Con il diffondersi della crisi economica ha preso piede un fenomeno noto come “mancession”, che fondendo le parole “man” e “recession”, sta a indicare la scomparsa di molti lavori manuali svolti tradizionalmente dagli uomini nei Paesi occidentali.

Ma, come illustrato in un articolo del Wall Street Journal, in Italia la tendenza sta avendo un effetto collaterale sorprendente: non solo le donne adesso hanno più probabilità di mantenere i loro posti di lavoro, ma decine di migliaia di loro sono tornate a lavorare. In questo modo l’Italia, che ha uno dei più bassi tassi di occupazione femminile in Occidente, potrebbe ottenere una spinta economica nel lungo periodo.

Secondo l’Eurostat la percentuale di donne italiane che lavoravano nel 2012 era del 50.4 per cento, di gran lunga inferiore a quella della Svezia (76.8 per cento) e della Germania (71.5 per cento).

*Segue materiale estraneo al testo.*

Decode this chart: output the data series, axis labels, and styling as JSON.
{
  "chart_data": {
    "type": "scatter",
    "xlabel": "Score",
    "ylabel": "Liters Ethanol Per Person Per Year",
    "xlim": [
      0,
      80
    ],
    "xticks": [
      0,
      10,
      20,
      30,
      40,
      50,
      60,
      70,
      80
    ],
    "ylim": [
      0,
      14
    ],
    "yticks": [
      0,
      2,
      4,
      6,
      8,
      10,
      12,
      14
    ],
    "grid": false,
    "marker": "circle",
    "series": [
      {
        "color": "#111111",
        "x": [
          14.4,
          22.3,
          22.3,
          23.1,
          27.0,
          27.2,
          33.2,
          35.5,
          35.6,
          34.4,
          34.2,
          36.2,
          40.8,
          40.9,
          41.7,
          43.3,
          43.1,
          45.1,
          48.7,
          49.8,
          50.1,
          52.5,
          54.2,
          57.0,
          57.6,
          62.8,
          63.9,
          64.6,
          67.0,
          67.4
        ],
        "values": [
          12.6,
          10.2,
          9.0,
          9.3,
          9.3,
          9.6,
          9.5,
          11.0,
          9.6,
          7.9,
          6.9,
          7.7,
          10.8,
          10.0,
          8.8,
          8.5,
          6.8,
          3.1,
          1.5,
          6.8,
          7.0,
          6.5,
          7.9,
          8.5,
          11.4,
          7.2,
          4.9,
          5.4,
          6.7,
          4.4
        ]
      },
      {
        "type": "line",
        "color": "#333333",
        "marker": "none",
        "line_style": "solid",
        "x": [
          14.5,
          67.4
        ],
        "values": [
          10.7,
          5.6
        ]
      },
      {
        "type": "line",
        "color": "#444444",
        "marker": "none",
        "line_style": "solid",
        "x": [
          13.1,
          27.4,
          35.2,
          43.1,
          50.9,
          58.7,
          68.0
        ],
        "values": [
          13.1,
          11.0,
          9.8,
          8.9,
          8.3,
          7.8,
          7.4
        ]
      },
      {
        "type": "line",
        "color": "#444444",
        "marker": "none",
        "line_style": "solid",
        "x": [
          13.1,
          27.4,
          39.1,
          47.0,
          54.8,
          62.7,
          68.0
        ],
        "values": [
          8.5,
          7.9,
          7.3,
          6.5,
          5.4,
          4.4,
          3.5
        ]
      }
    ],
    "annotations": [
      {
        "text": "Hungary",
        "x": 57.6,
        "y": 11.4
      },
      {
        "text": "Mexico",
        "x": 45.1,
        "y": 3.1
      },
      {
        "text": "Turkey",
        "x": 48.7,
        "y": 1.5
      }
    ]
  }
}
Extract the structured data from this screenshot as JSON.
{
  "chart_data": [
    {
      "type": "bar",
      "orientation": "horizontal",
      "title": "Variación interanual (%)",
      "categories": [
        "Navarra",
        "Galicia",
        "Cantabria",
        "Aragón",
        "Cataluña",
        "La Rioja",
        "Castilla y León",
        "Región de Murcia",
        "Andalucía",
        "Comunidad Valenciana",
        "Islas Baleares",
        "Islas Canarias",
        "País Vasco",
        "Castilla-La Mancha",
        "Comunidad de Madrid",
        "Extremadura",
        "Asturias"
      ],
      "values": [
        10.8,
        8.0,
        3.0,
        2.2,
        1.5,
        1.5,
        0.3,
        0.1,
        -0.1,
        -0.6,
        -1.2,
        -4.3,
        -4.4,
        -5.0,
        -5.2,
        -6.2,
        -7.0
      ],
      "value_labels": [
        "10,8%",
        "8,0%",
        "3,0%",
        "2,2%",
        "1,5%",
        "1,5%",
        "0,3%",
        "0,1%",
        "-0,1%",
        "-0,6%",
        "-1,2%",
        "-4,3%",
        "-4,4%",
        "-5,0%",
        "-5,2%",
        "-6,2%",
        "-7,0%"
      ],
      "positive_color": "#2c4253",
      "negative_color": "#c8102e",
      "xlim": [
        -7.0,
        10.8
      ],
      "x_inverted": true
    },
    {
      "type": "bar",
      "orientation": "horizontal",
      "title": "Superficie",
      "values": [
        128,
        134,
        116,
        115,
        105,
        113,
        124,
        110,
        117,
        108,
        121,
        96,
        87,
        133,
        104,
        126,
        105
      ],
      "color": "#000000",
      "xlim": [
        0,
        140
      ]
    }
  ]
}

Il Wall Street Journal spiega questo dato facendo riferimento alla “cultura dominante” che, in particolare nel sud Italia, vede le donne come coloro che stanno a casa a occuparsi dei figli, lasciando agli uomini il compito di portare i soldi a casa. A ciò si aggiunge la diffusa discriminazione delle donne sul luogo di lavoro e la loro tradizionale assenza da posizioni di potere aziendale o politico. Un dato significativo, per esempio, rivela che quasi il 9 per cento delle madri italiane lavoratrici dicono di essere state licenziate a causa di una gravidanza.

“Ora, il protrarsi della crisi economica in Italia sta iniziando a spingere le donne nel mondo del lavoro, mentre i lavori tradizionalmente dominati dagli uomini scompaiono”, spiega il Wall Street Journal.

Infatti, seppure dal 2009 al 2012 il tasso complessivo di disoccupazione in Italia sia salito dal 7,8 per cento al 12 per cento, secondo l’Istat nel 2012 sono state 110.000 le donne italiane in più rispetto all’anno precedente che hanno iniziato a lavorare. E se nel 2008 solo il 5 per cento delle donne sposate con figli guadagnava più del marito, lo scorso anno la percentuale era pari all’8,4 per cento.

Per Magda Bianco, un’economista specializzata sulle questioni di genere presso la Banca d’ Italia, “la crisi ha dato vita a una sorta di rivoluzione involontaria nel mercato del lavoro italiano, un cambiamento che potrebbe finire per cambiare le dinamiche familiari e il potere contrattuale delle donne all’interno di esso.” L’aumento dell’occupazione riguarda settori che si sono rivelati più resistenti alla recessione, quali il servizio civile, l’assistenza sanitaria e le pulizie domestiche.

Gli economisti concordano sul fatto che la crescita del numero delle donne nel mercato del lavoro contribuirebbe nei prossimi anni a controbilanciare gli effetti di una riduzione della popolazione in età lavorativa, agevolando il benessere pubblico e aumentando la competitività.

In particolare, l’Ocse calcola che se i tassi di occupazione femminile in Italia diventeranno pari a quelli degli uomini entro il 2030, la forza lavoro italiana aumenterebbe del 7 per cento e il prodotto interno lordo pro capite crescerebbe di un punto percentuale l’anno per i prossimi 20 anni. Resta da vedere se l’Italia saprà cogliere questa straordinaria opportunità.